Pence: Stabenow 'standing in way' of GOP agenda
West Bloomfield — Vice President Mike Pence called on Michigan voters Wednesday to end the career of Democratic U.S. Sen. Debbie Stabenow and elect John James, a "special man with a special story.”
The Lansing Democrat "has been standing in the way of our agenda" of lowering taxes, supporting conservative justices and opposing abortion, and James will change the situation, Pence said here at a fundraiser for the Republican candidate attended by more than 120 people at the Shenandoah Country Club.
James “has a unique ability to bring leadership and a renewed vision” to Washington and work with President Donald Trump and others to continue the Republican agenda, said the vice president, who was making his second appearance this month in Michigan.
“And I’m not the only one who thinks so,” Pence said. "... The president and I were talking and the president said to me: 'That John James, he’s the real deal.'”
The vice president said he was happy to be back in Michigan, “the state where the blue wall crumbled in 2016 and the red wave to begin in 2018.”
“I’m here in Michigan for one reason and one reason only: Michigan and America need John James in the United States Senate,” Pence said.
Stabenow took to Twitter on Tuesday to attack the vice president's visit.
"When he voted against saving the auto industry, Mike Pence kicked us when we were down," she tweeted. "Now John James is buddying up to him to raise money. That's wrong. Michigan needs a Senator who puts Michigan first, not Donald Trump and Mike Pence."
James praised Trump and the vice president in a speech that covered familiar themes that he’s serving the country and fighting for America as he did as an Apache helicopter pilot in Iraq.
“The vice president being here sends a clear message across the country,” James said. “It’s been 24 years since Republicans have won a U.S. Senate race in Michigan.”
Republican Spence Abraham last won in 1994 but was defeated by Stabenow for re-election in 2000.

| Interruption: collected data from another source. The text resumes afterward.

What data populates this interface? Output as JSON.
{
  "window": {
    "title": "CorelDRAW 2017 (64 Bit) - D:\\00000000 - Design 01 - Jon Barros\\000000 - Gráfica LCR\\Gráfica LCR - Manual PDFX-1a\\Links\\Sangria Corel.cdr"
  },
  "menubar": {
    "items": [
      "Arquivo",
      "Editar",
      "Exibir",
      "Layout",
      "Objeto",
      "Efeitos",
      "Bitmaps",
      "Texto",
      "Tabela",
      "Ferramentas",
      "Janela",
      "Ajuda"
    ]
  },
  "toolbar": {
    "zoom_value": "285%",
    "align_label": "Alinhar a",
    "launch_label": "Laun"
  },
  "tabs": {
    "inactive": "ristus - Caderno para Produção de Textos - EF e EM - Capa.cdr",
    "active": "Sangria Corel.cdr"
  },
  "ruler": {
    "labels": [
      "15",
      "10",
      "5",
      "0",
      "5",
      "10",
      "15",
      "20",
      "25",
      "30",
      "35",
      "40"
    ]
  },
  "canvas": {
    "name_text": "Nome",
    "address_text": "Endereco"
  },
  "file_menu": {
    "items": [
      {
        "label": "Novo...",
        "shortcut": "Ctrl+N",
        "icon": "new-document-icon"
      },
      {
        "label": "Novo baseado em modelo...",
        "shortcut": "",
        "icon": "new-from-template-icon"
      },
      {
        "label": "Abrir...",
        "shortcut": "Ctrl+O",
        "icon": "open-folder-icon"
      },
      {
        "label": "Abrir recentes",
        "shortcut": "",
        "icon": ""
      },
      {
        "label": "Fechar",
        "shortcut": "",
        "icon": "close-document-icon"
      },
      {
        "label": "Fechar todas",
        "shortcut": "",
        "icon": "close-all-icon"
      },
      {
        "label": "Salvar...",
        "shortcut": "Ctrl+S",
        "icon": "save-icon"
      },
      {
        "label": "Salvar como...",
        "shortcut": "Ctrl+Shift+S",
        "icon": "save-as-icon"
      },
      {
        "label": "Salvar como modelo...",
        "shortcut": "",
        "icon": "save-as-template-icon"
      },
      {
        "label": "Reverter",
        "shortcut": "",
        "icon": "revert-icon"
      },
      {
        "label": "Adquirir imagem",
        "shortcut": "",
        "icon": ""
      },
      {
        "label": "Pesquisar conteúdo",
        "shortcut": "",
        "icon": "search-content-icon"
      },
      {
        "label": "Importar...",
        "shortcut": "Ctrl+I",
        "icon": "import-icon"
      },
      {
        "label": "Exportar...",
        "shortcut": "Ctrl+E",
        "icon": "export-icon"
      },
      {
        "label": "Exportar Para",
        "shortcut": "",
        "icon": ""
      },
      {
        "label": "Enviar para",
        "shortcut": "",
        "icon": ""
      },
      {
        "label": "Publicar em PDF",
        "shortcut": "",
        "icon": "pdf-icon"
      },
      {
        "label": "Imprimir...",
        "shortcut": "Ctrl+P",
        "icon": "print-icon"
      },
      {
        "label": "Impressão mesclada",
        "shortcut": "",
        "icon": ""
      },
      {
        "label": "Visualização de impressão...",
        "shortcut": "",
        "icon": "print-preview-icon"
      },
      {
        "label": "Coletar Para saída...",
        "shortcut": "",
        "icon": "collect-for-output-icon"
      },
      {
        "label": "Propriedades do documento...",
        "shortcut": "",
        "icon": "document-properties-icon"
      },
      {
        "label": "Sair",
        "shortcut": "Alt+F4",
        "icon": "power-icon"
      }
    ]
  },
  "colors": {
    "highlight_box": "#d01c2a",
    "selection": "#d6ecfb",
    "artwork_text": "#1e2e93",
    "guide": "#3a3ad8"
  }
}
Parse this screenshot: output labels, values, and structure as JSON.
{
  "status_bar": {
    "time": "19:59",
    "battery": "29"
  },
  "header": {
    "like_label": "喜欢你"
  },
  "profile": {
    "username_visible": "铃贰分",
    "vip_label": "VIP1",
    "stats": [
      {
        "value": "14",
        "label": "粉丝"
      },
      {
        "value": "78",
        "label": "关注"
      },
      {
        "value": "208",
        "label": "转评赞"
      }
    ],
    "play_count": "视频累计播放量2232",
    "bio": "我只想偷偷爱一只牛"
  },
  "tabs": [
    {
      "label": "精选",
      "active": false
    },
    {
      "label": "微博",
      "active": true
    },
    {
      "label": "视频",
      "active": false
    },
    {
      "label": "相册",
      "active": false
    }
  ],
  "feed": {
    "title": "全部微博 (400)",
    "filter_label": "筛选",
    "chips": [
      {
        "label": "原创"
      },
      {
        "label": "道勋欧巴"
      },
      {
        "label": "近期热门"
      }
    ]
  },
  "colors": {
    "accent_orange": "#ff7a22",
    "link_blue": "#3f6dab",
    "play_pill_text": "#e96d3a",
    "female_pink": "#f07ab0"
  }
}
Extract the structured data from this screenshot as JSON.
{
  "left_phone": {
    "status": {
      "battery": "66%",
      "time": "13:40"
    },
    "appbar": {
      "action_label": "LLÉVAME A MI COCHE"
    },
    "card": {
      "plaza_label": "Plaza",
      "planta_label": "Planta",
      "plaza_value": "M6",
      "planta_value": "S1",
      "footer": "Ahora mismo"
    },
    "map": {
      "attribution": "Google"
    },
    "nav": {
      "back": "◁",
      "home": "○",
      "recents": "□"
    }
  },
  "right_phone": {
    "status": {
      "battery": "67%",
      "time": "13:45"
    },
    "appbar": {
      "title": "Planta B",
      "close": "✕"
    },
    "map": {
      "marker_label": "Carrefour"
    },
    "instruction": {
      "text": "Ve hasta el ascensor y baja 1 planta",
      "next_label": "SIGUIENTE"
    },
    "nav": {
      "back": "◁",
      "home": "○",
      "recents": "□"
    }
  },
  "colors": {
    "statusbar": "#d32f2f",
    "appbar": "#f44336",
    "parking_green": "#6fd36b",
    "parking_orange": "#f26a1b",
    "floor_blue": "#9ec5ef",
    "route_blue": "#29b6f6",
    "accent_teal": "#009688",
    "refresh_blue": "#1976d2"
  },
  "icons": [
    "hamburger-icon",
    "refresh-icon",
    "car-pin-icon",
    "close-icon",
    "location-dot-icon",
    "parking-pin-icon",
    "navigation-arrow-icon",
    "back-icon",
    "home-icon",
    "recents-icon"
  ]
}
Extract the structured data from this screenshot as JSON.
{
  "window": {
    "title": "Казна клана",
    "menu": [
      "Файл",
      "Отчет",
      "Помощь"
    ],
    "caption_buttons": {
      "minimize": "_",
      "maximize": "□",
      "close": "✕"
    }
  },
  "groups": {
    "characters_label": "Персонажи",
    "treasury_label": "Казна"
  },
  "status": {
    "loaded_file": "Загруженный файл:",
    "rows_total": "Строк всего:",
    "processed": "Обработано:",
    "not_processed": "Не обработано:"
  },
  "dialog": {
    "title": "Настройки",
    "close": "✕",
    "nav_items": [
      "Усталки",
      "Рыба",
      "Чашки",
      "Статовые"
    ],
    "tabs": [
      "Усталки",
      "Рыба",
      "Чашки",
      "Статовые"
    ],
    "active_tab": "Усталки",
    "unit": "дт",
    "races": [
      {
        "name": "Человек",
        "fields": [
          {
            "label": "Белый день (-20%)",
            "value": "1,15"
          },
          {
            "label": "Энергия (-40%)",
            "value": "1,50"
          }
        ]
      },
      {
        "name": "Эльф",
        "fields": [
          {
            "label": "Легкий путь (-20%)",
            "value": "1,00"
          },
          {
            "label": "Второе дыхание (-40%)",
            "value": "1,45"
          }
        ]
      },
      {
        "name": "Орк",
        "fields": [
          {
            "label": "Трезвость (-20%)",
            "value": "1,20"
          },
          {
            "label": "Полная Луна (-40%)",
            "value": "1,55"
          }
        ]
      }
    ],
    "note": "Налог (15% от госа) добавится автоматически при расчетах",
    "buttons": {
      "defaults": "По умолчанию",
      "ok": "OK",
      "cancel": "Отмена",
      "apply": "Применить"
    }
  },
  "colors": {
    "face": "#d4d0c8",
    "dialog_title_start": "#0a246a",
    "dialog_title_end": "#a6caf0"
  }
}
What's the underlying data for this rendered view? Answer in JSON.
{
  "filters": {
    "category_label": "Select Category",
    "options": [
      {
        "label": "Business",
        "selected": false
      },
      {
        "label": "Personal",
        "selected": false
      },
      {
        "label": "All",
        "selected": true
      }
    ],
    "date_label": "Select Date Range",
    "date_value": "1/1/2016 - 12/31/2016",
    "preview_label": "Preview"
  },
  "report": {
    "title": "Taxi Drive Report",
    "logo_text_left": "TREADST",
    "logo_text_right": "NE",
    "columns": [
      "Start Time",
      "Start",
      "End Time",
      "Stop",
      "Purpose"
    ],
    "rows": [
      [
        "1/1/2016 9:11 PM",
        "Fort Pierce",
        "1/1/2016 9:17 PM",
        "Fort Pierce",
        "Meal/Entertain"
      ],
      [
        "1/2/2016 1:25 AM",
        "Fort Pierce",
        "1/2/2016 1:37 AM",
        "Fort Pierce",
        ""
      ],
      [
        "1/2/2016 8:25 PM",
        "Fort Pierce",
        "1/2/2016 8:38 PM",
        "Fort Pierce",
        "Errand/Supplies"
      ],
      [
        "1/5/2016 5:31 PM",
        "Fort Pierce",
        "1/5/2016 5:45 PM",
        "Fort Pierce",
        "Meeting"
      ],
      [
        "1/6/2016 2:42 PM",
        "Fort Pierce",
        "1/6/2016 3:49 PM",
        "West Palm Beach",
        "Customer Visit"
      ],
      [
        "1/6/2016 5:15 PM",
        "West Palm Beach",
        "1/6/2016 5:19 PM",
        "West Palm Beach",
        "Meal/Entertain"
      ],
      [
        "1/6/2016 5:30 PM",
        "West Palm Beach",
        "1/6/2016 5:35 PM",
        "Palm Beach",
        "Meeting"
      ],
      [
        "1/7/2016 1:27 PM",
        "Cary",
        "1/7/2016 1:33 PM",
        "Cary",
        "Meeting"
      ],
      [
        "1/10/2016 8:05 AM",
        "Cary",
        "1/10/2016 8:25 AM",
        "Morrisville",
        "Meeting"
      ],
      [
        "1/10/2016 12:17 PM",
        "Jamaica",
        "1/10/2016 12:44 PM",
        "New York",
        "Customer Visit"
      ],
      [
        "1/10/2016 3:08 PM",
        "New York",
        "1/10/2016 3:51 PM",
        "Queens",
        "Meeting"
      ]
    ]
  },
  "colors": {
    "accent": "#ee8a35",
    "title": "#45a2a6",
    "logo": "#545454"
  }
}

The trip was Pence's seventh visit to Michigan as vice president and his third fundraising event this year. He did a March fundraiser in Detroit for GOP U.S. House members, including Rep. Mike Bishop of Rochester, and a June fundraiser in Birmingham for Michigan Republican gubernatorial nominee Bill Schuette.
Schuette said Pence is helping to lift the entire Michigan GOP ticket with his constant presence in Michigan, Schuette said.
“It’s a big deal. He’s come here repeatedly,” said the attorney general.
Schuette said it was fitting for James’ candidacy to receive attention at a time when the nation lost a great American hero and war veteran in the late U.S. Sen. John McCain of Arizona.
“I think it’s fitting that we have a warrior, a soldier, an aviator, a businessman named John James and he’s going to win this race,” he said.
Former Michigan Senate Majority Leader Randy Richardville, who last year signed on as a co-chair of the campaign, said it’s important to have the White House supporting James.
“The guy is a complete contrast to Debbie Stabenow,” Richardville said about the 66-year-old lawmaker. “He’s not a 43-year entrenched, career politician. He’s a fresh 37 year old. He’s come from the battlefield. He’s fought for things he believes in."
Others attending the fundraiser were James' father, wife and brother, as well as Rep. Bishop and Historic Little Rock Baptist Church senior pastor Jim Holley of Detroit.
James needed the Pence fundraiser because he trails Stabenow in campaign cash.
Stabenow had $6.27 million in the bank as of July 18 compared with James' nearly $869,000. The incumbent has spent another $3.2 million to reserve television air time for the last four weeks before Election Day, and she is already airing ad in the Detroit area market touting her environmental work.
Earlier this month, GOP U.S. Sen. Marco Rubio of Florida also appeared with James to raise money.
James also addressed the crowd, saying Michigan voters "have a chance not only to flip a seat but flip the script" in electing him to the Senate. He would become only the second Republican African-American in the U.S. Senate.
James also argued that Pence's visit "here sends a clear message" that Stabenow is "vulnerable" this fall.
Stabenow and James have agreed to two debates on consecutive days in mid-October, a little more than three weeks from the Nov. 6 election. She didn't debate Republican former Congressman Pete Hoekstra in 2012.